I must admit, I use pattern parts pretty often, but I do sometimes worry about quality - particularly on safety-critical ones or ones that could have expensive consequences.
I tend to keep my cars for a long time, and keep detailed records of what I do to them. From these, I know that (for example) I can spend (say) £20 on a genuine CV joint gaiter and have it last about 80,000 miles, or get a pattern one for a quarter of the price, but I'll be lucky to get 20,000 miles out of it. I bought a cheap eBay pair of top front wishbones for the wife's car once (about £30 per side compared to something like £120 a side for genuine ones) but the bushes were knocking again in barely 15,000 miles, whereas the genuine ones lasted 80,000.
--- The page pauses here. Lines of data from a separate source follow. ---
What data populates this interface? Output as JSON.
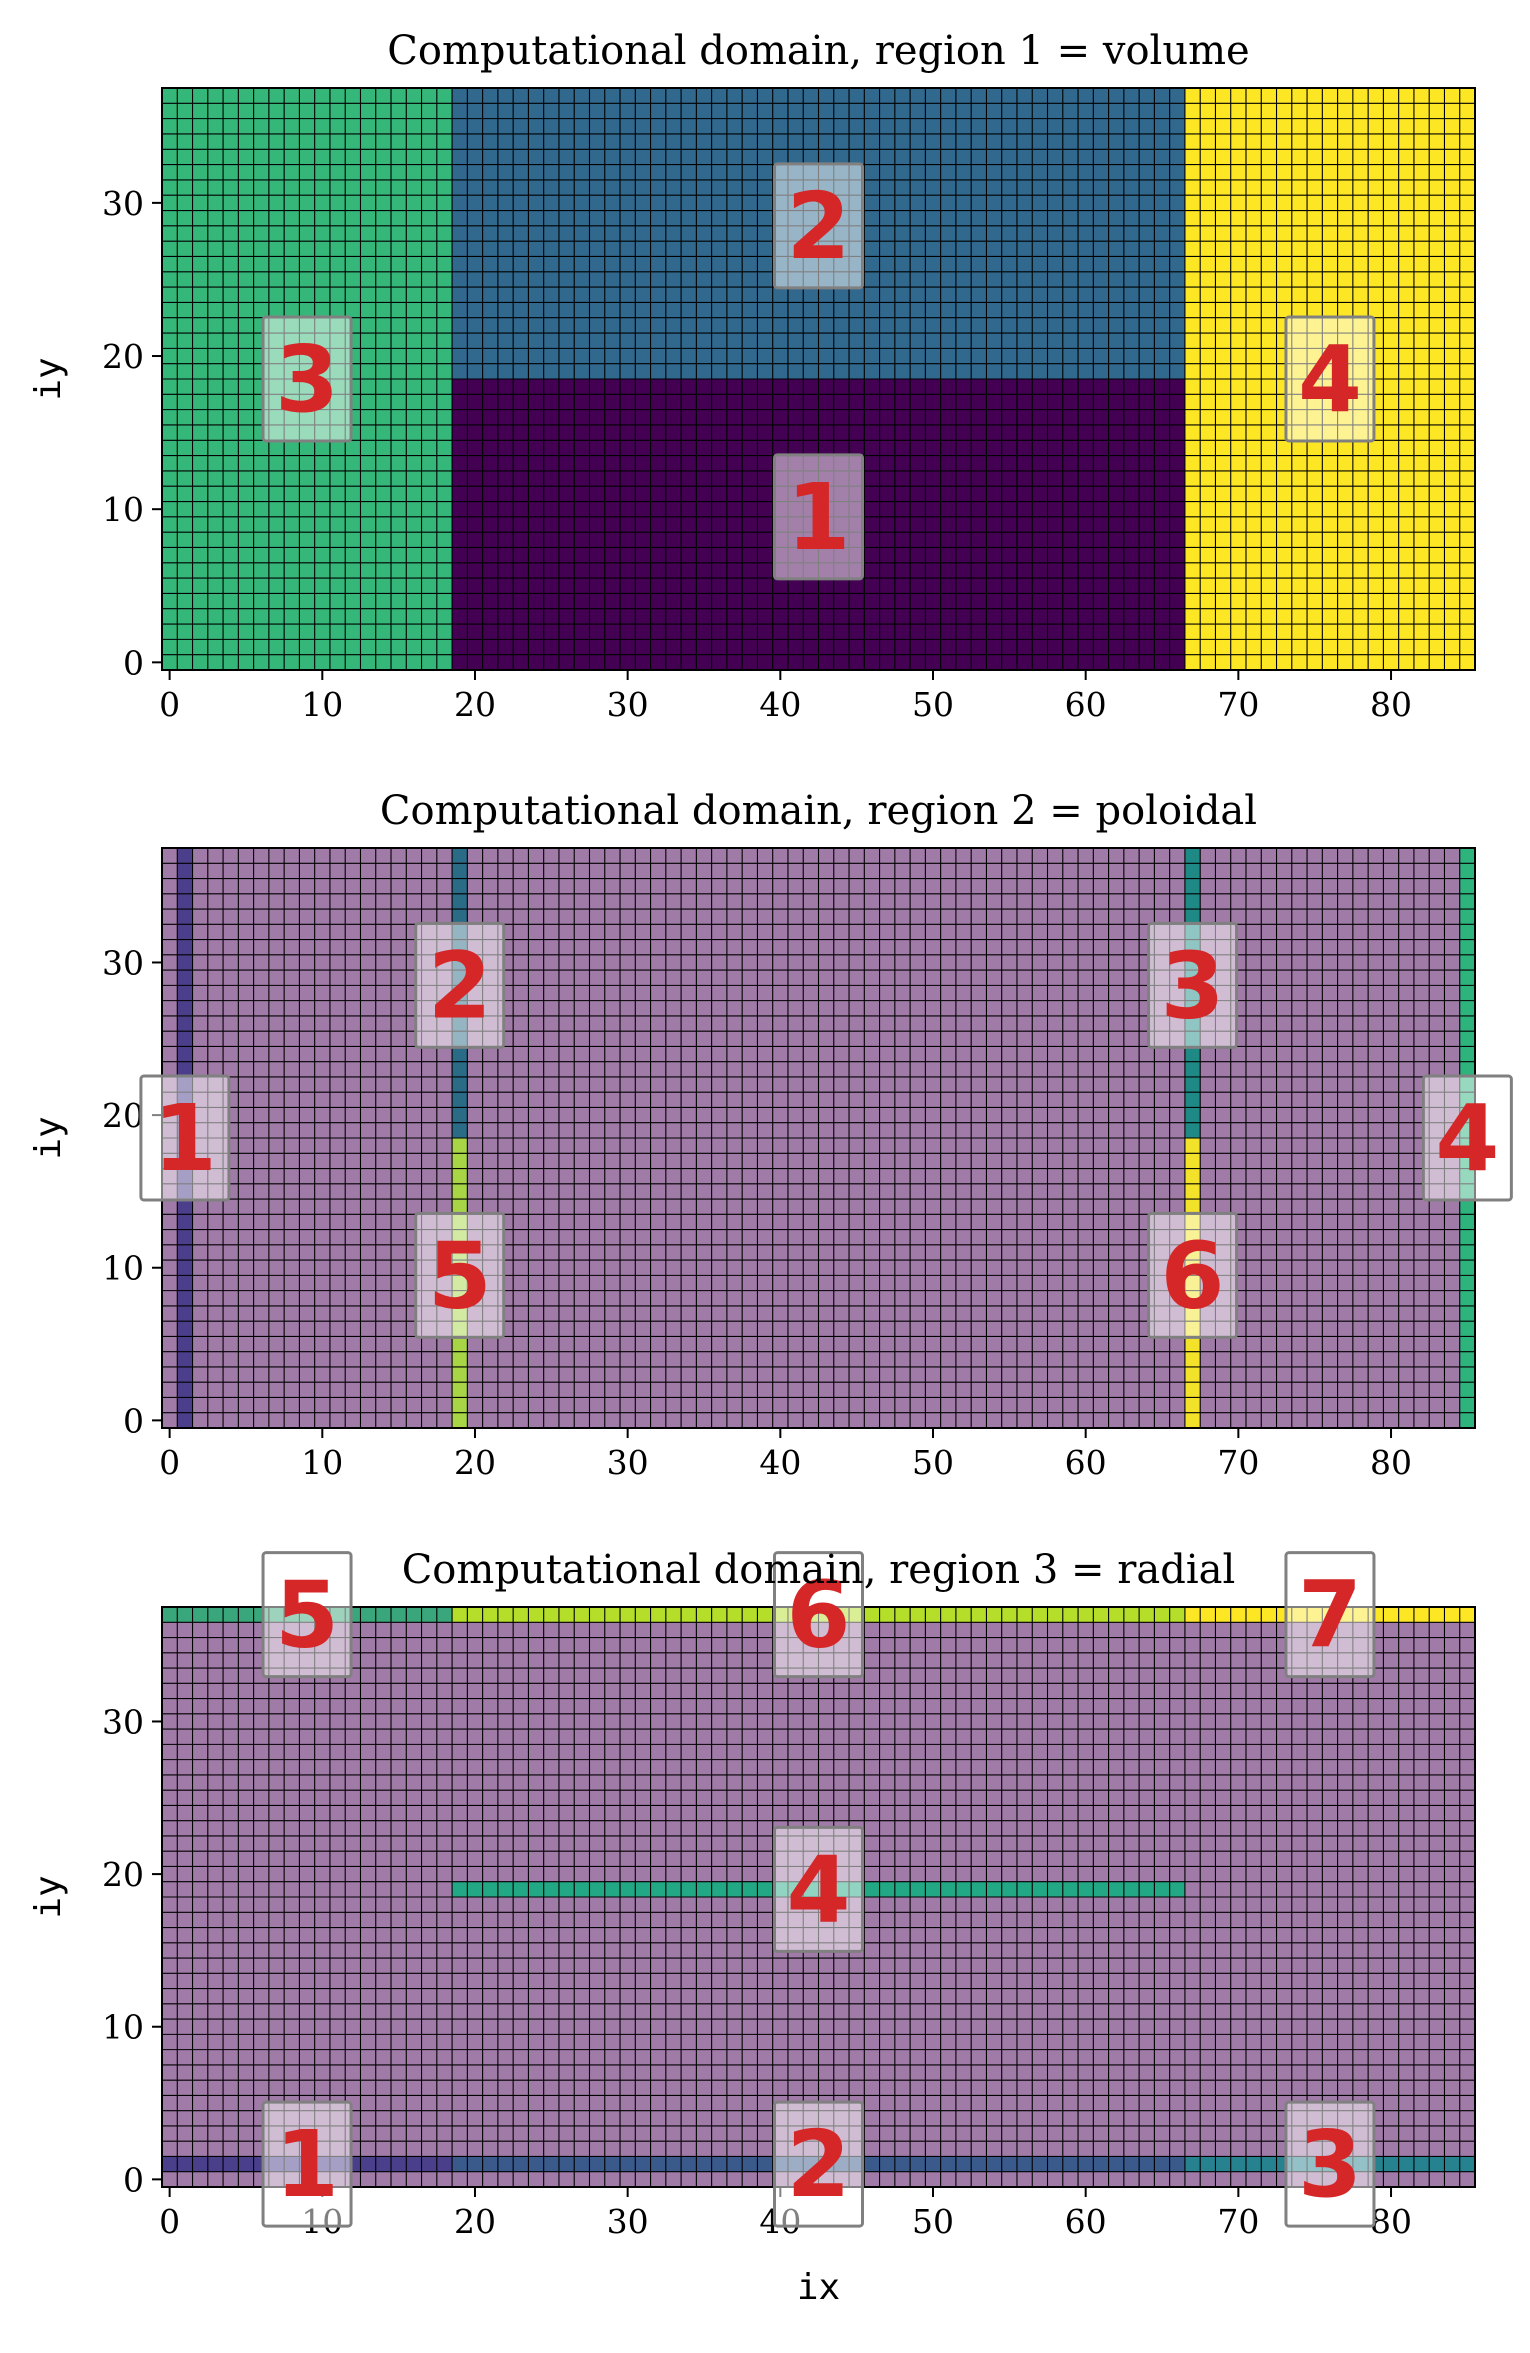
{
  "chart_data": [
    {
      "type": "heatmap",
      "title": "Computational domain, region 1 = volume",
      "ylabel": "iy",
      "xlabel": "",
      "xlim": [
        -0.5,
        85.5
      ],
      "ylim": [
        -0.5,
        37.5
      ],
      "xticks": [
        0,
        10,
        20,
        30,
        40,
        50,
        60,
        70,
        80
      ],
      "yticks": [
        0,
        10,
        20,
        30
      ],
      "regions": [
        {
          "id": "1",
          "ix": [
            19,
            66
          ],
          "iy": [
            0,
            18
          ],
          "color": "#440154",
          "alpha": 1
        },
        {
          "id": "2",
          "ix": [
            19,
            66
          ],
          "iy": [
            19,
            37
          ],
          "color": "#31688e",
          "alpha": 1
        },
        {
          "id": "3",
          "ix": [
            0,
            18
          ],
          "iy": [
            0,
            37
          ],
          "color": "#35b779",
          "alpha": 1
        },
        {
          "id": "4",
          "ix": [
            67,
            85
          ],
          "iy": [
            0,
            37
          ],
          "color": "#fde725",
          "alpha": 1
        }
      ],
      "labels": [
        {
          "text": "1",
          "ix": 42.5,
          "iy": 9.5
        },
        {
          "text": "2",
          "ix": 42.5,
          "iy": 28.5
        },
        {
          "text": "3",
          "ix": 9,
          "iy": 18.5
        },
        {
          "text": "4",
          "ix": 76,
          "iy": 18.5
        }
      ]
    },
    {
      "type": "heatmap",
      "title": "Computational domain, region 2 = poloidal",
      "ylabel": "iy",
      "xlabel": "",
      "xlim": [
        -0.5,
        85.5
      ],
      "ylim": [
        -0.5,
        37.5
      ],
      "xticks": [
        0,
        10,
        20,
        30,
        40,
        50,
        60,
        70,
        80
      ],
      "yticks": [
        0,
        10,
        20,
        30
      ],
      "background": "#a17ba8",
      "regions": [
        {
          "id": "1",
          "ix": [
            1,
            1
          ],
          "iy": [
            0,
            37
          ],
          "color": "#4b3f8c",
          "alpha": 1
        },
        {
          "id": "2",
          "ix": [
            19,
            19
          ],
          "iy": [
            19,
            37
          ],
          "color": "#2a6b86",
          "alpha": 1
        },
        {
          "id": "5",
          "ix": [
            19,
            19
          ],
          "iy": [
            0,
            18
          ],
          "color": "#a7d545",
          "alpha": 1
        },
        {
          "id": "3",
          "ix": [
            67,
            67
          ],
          "iy": [
            19,
            37
          ],
          "color": "#1f8a85",
          "alpha": 1
        },
        {
          "id": "6",
          "ix": [
            67,
            67
          ],
          "iy": [
            0,
            18
          ],
          "color": "#f2e32a",
          "alpha": 1
        },
        {
          "id": "4",
          "ix": [
            85,
            85
          ],
          "iy": [
            0,
            37
          ],
          "color": "#2eb37d",
          "alpha": 1
        }
      ],
      "labels": [
        {
          "text": "1",
          "ix": 1,
          "iy": 18.5
        },
        {
          "text": "2",
          "ix": 19,
          "iy": 28.5
        },
        {
          "text": "3",
          "ix": 67,
          "iy": 28.5
        },
        {
          "text": "4",
          "ix": 85,
          "iy": 18.5
        },
        {
          "text": "5",
          "ix": 19,
          "iy": 9.5
        },
        {
          "text": "6",
          "ix": 67,
          "iy": 9.5
        }
      ]
    },
    {
      "type": "heatmap",
      "title": "Computational domain, region 3 = radial",
      "ylabel": "iy",
      "xlabel": "ix",
      "xlim": [
        -0.5,
        85.5
      ],
      "ylim": [
        -0.5,
        37.5
      ],
      "xticks": [
        0,
        10,
        20,
        30,
        40,
        50,
        60,
        70,
        80
      ],
      "yticks": [
        0,
        10,
        20,
        30
      ],
      "background": "#a17ba8",
      "regions": [
        {
          "id": "1",
          "ix": [
            0,
            18
          ],
          "iy": [
            1,
            1
          ],
          "color": "#4a3f8b",
          "alpha": 1
        },
        {
          "id": "2",
          "ix": [
            19,
            66
          ],
          "iy": [
            1,
            1
          ],
          "color": "#3a5a8c",
          "alpha": 1
        },
        {
          "id": "3",
          "ix": [
            67,
            85
          ],
          "iy": [
            1,
            1
          ],
          "color": "#26828e",
          "alpha": 1
        },
        {
          "id": "4",
          "ix": [
            19,
            66
          ],
          "iy": [
            19,
            19
          ],
          "color": "#22a884",
          "alpha": 1
        },
        {
          "id": "5",
          "ix": [
            0,
            18
          ],
          "iy": [
            37,
            37
          ],
          "color": "#3aa67b",
          "alpha": 1
        },
        {
          "id": "6",
          "ix": [
            19,
            66
          ],
          "iy": [
            37,
            37
          ],
          "color": "#b5de2b",
          "alpha": 1
        },
        {
          "id": "7",
          "ix": [
            67,
            85
          ],
          "iy": [
            37,
            37
          ],
          "color": "#fde725",
          "alpha": 1
        }
      ],
      "labels": [
        {
          "text": "1",
          "ix": 9,
          "iy": 1
        },
        {
          "text": "2",
          "ix": 42.5,
          "iy": 1
        },
        {
          "text": "3",
          "ix": 76,
          "iy": 1
        },
        {
          "text": "4",
          "ix": 42.5,
          "iy": 19
        },
        {
          "text": "5",
          "ix": 9,
          "iy": 37
        },
        {
          "text": "6",
          "ix": 42.5,
          "iy": 37
        },
        {
          "text": "7",
          "ix": 76,
          "iy": 37
        }
      ]
    }
  ],
  "colors": {
    "grid_line": "#000000",
    "label_text": "#d62728",
    "label_box_fill": "#ffffff",
    "label_box_edge": "#808080"
  }
}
I don't mind buying a "Fram" or Coopers filter, but I recently got a pattern fuel filter for a diesel car. It cost about £14 but came in a plain cardboard box and had no name or markings of any kind - no batch code, date code, part number etc. No blanking caps on the pipes. In the end I decided that the potential damage I could do to the rest of the fuel system wasn't worth the risk, so I cashed out £43 on a genuine one.
All these are just a pain in the backside to change, but when it comes to the new generation of aluminium suspension arms and the like, I do sometimes wonder whether they've been made in some Chinese foundry out of recycled Coke cans and are going to suddenly "wilt" on me one day at high speed!